M has a pair of Hello Kitty loafers, but M only wants to wear sneakers. I grouse, “I don’t know why we bothered to buy these shoes. You never wear them, you must not like them.” “No,” M counters adamantly, “I like them. I like to look at them, not wear them.”
M at 4 years old:
We’re visiting relatives. M is exhausted after a long day and has already crawled into her sleeping bag when I enter and ask her to please brush her teeth. M answers, “I already did.” I pick up the bag with health and beauty aids and ask, “Really? That’s funny. How did you find the toothbrush?” M says, “It was in the bag.” “Wow!” I exclaim. “And here’s your toothbrush still at the bottom of the bag.” M explains, “Yes, I put it back.” I keep playing along, “Oh, so I guess that the brush will still be wet. . . wait, it’s dry.” M explains, “I dried it off.”
M is coloring and J wants to join in. M doesn’t want to share. After a discussion, I insist that M must give J a crayon. M chooses and hands over a white one.
M at almost 4, J at 1 1/2:
J won’t stop banging her spoon at dinner. After several “No bangs,” we change to “No bang or bye-bye spoon.” After her spoon is taken away, J proceeds to have her milk sippy, then her water sippy taken away as well. J then begins pounding her fist on the table. “You can’t take away her hands,” M points out to W.
J at 3 years old:
At church, someone’s playing the harp. J leans over and whispers, “It sounds like butterflies.”
J pronounces “chipmunk” “chick-munk”
J brushes her teeth by herself and is proud.

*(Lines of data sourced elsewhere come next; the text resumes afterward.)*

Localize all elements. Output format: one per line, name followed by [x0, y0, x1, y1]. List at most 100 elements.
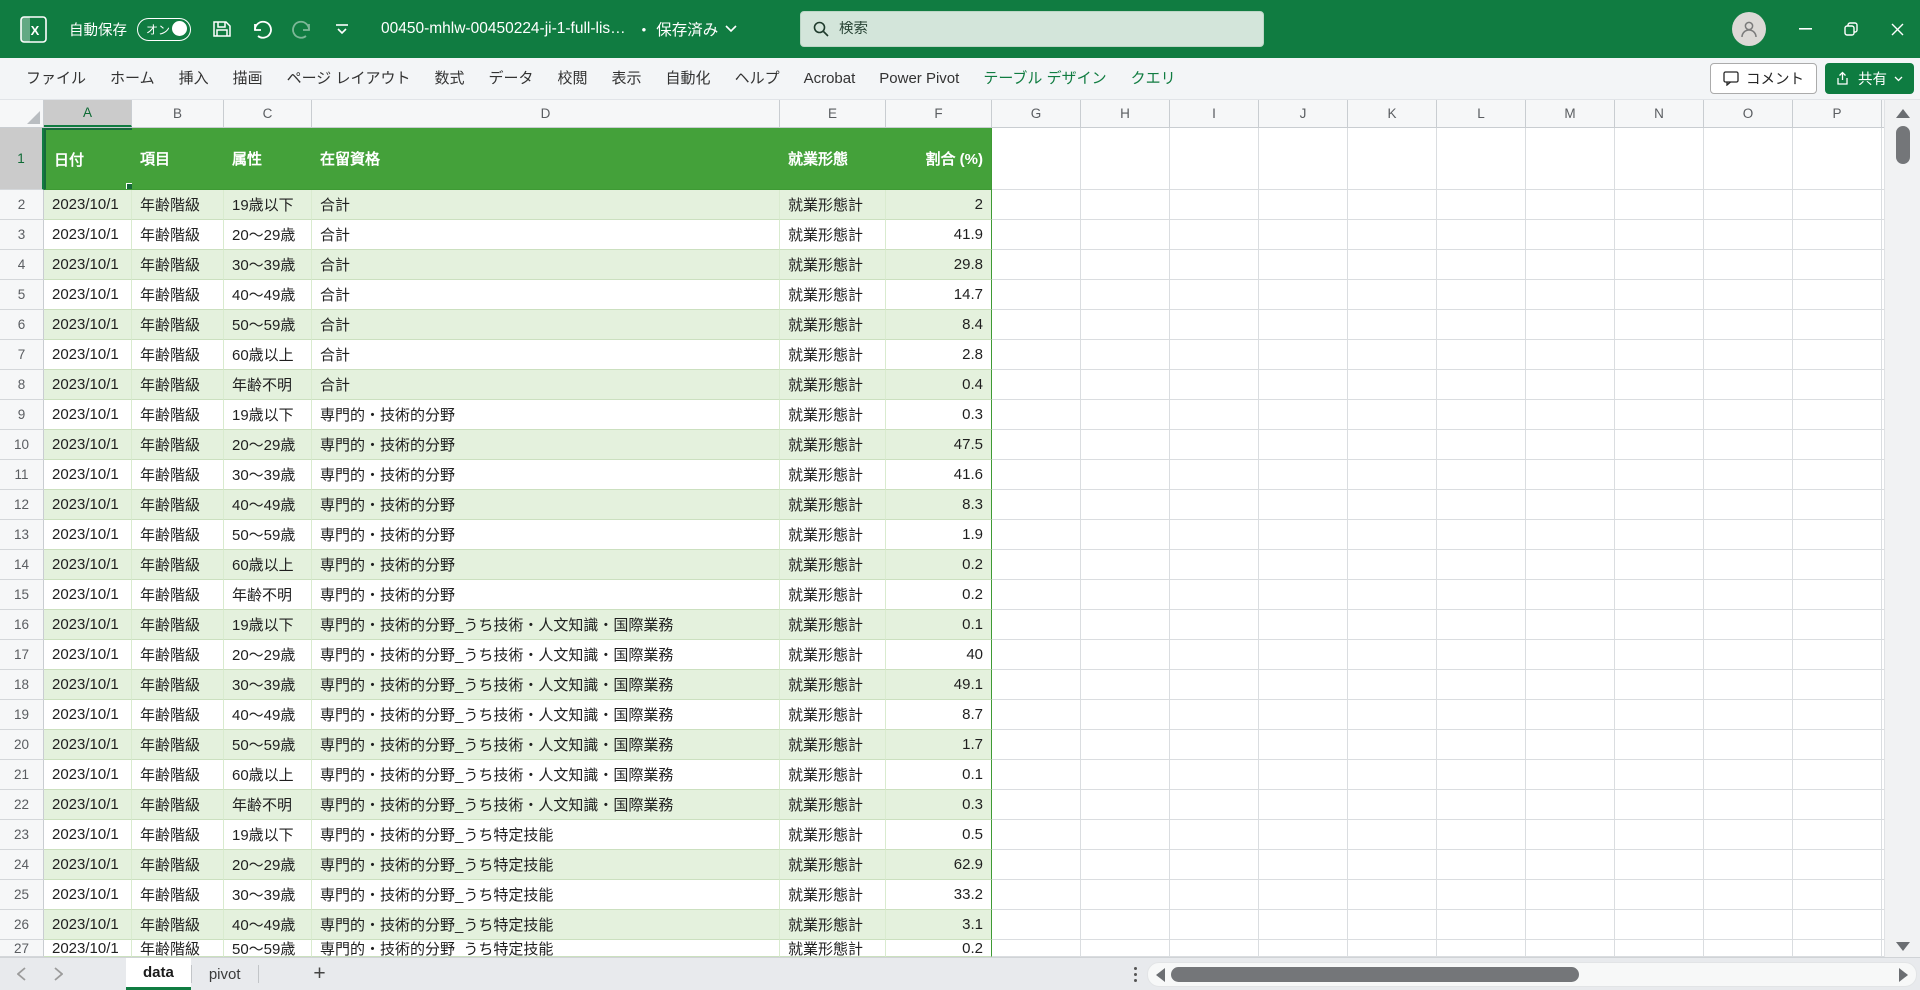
empty-cells[interactable]	[992, 700, 1920, 730]
cell[interactable]: 年齢階級	[132, 520, 224, 550]
comments-button[interactable]: コメント	[1710, 63, 1817, 94]
excel-app-icon[interactable]: X	[20, 16, 47, 43]
empty-cells[interactable]	[992, 640, 1920, 670]
empty-cells[interactable]	[992, 940, 1920, 957]
cell[interactable]: 2	[886, 190, 992, 220]
sheet-nav-left-icon[interactable]	[5, 958, 37, 990]
cell[interactable]: 属性	[224, 128, 312, 190]
empty-cells[interactable]	[992, 850, 1920, 880]
cell[interactable]: 合計	[312, 190, 780, 220]
cell[interactable]: 年齢階級	[132, 850, 224, 880]
cell[interactable]: 50〜59歳	[224, 730, 312, 760]
ribbon-tab-校閲[interactable]: 校閲	[546, 58, 600, 99]
empty-cells[interactable]	[992, 280, 1920, 310]
cell[interactable]: 2023/10/1	[44, 820, 132, 850]
row-header-6[interactable]: 6	[0, 310, 44, 340]
row-header-1[interactable]: 1	[0, 128, 44, 190]
cell[interactable]: 30〜39歳	[224, 670, 312, 700]
select-all-corner[interactable]	[0, 100, 44, 127]
cell[interactable]: 2023/10/1	[44, 550, 132, 580]
column-header-F[interactable]: F	[886, 100, 992, 127]
cell[interactable]: 2.8	[886, 340, 992, 370]
cell[interactable]: 年齢階級	[132, 400, 224, 430]
cell[interactable]: 就業形態計	[780, 850, 886, 880]
scroll-down-icon[interactable]	[1896, 942, 1910, 951]
cell[interactable]: 合計	[312, 340, 780, 370]
cell[interactable]: 年齢階級	[132, 340, 224, 370]
cell[interactable]: 8.3	[886, 490, 992, 520]
row-header-13[interactable]: 13	[0, 520, 44, 550]
cell[interactable]: 40〜49歳	[224, 490, 312, 520]
ribbon-tab-Acrobat[interactable]: Acrobat	[792, 58, 868, 99]
cell[interactable]: 専門的・技術的分野_うち技術・人文知識・国際業務	[312, 790, 780, 820]
cell[interactable]: 19歳以下	[224, 820, 312, 850]
cell[interactable]: 就業形態計	[780, 790, 886, 820]
column-header-M[interactable]: M	[1526, 100, 1615, 127]
cell[interactable]: 合計	[312, 280, 780, 310]
cell[interactable]: 47.5	[886, 430, 992, 460]
cell[interactable]: 33.2	[886, 880, 992, 910]
ribbon-tab-クエリ[interactable]: クエリ	[1119, 58, 1188, 99]
empty-cells[interactable]	[992, 190, 1920, 220]
ribbon-tab-データ[interactable]: データ	[477, 58, 546, 99]
cell[interactable]: 20〜29歳	[224, 220, 312, 250]
row-header-18[interactable]: 18	[0, 670, 44, 700]
empty-cells[interactable]	[992, 460, 1920, 490]
cell[interactable]: 就業形態計	[780, 760, 886, 790]
cell[interactable]: 2023/10/1	[44, 190, 132, 220]
row-header-15[interactable]: 15	[0, 580, 44, 610]
cell[interactable]: 年齢階級	[132, 370, 224, 400]
cell[interactable]: 就業形態計	[780, 730, 886, 760]
column-header-C[interactable]: C	[224, 100, 312, 127]
cell[interactable]: 就業形態計	[780, 910, 886, 940]
row-header-14[interactable]: 14	[0, 550, 44, 580]
empty-cells[interactable]	[992, 550, 1920, 580]
cell[interactable]: 8.7	[886, 700, 992, 730]
ribbon-tab-自動化[interactable]: 自動化	[654, 58, 723, 99]
cell[interactable]: 2023/10/1	[44, 880, 132, 910]
cell[interactable]: 就業形態計	[780, 220, 886, 250]
minimize-button[interactable]	[1782, 0, 1828, 58]
cell[interactable]: 19歳以下	[224, 190, 312, 220]
row-header-24[interactable]: 24	[0, 850, 44, 880]
restore-button[interactable]	[1828, 0, 1874, 58]
cell[interactable]: 年齢不明	[224, 580, 312, 610]
cell[interactable]: 就業形態計	[780, 190, 886, 220]
cell[interactable]: 専門的・技術的分野_うち特定技能	[312, 910, 780, 940]
cell[interactable]: 専門的・技術的分野_うち技術・人文知識・国際業務	[312, 670, 780, 700]
cell[interactable]: 2023/10/1	[44, 370, 132, 400]
column-header-B[interactable]: B	[132, 100, 224, 127]
cell[interactable]: 50〜59歳	[224, 310, 312, 340]
row-header-2[interactable]: 2	[0, 190, 44, 220]
cell[interactable]: 年齢不明	[224, 370, 312, 400]
row-header-16[interactable]: 16	[0, 610, 44, 640]
empty-cells[interactable]	[992, 340, 1920, 370]
search-input[interactable]	[839, 21, 1219, 37]
cell[interactable]: 年齢階級	[132, 280, 224, 310]
save-icon[interactable]	[209, 16, 235, 42]
row-header-22[interactable]: 22	[0, 790, 44, 820]
cell[interactable]: 年齢階級	[132, 670, 224, 700]
cell[interactable]: 就業形態計	[780, 940, 886, 957]
row-header-26[interactable]: 26	[0, 910, 44, 940]
cell[interactable]: 年齢階級	[132, 190, 224, 220]
cell[interactable]: 年齢階級	[132, 220, 224, 250]
cell[interactable]: 年齢階級	[132, 610, 224, 640]
cell[interactable]: 年齢階級	[132, 880, 224, 910]
add-sheet-button[interactable]: +	[305, 962, 335, 986]
empty-cells[interactable]	[992, 250, 1920, 280]
cell[interactable]: 合計	[312, 310, 780, 340]
cell[interactable]: 就業形態計	[780, 310, 886, 340]
column-header-E[interactable]: E	[780, 100, 886, 127]
row-header-9[interactable]: 9	[0, 400, 44, 430]
cell[interactable]: 0.2	[886, 940, 992, 957]
saved-status[interactable]: 保存済み	[642, 18, 738, 40]
autosave-toggle[interactable]: オン	[137, 18, 191, 41]
cell[interactable]: 40〜49歳	[224, 280, 312, 310]
cell[interactable]: 2023/10/1	[44, 430, 132, 460]
cell[interactable]: 就業形態計	[780, 550, 886, 580]
cell[interactable]: 0.2	[886, 550, 992, 580]
cell[interactable]: 年齢階級	[132, 250, 224, 280]
cell[interactable]: 60歳以上	[224, 760, 312, 790]
horizontal-scroll-thumb[interactable]	[1171, 967, 1579, 982]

She crows, “I can hear my teeth sparkling!!”
J at 4 years old:
Out of the blue: “Mommy, I love you so much. You are like a jewel.”
J is deciding between dresses. One by one, she holds each up against herself and studies her reflection. I’m getting impatient, so I suggest that I can unzip/unbutton all of the backs so that she can put any of them on herself while I head downstairs. “Thank you, Mommy, you are SMART-A-RIFFIC!” she gushes.
J, wearing a spring dress and two braids, is looking particularly adorable. “Oh, J! I just want to eat you up!” I say. “I think that you’d taste like a little marzipan doll!” “No, Mommy!” she corrects me, “I’d taste like blood.”
J at 5 years old:
J is scooping out the kitty litter. She enjoys this. Afterward, as she is washing her hands, she says, “Ah, this is like a dream come true again.” “What is?” I ask. “Remember, Isis used to always use her litter box [when she was an indoor kitty] and then she didn’t [three seasons of the year she’d rather take it outside], and now she’s doing it again?” “Yes,” I agree. J says, “Well it’s a real treat for us, to get to clean it again.”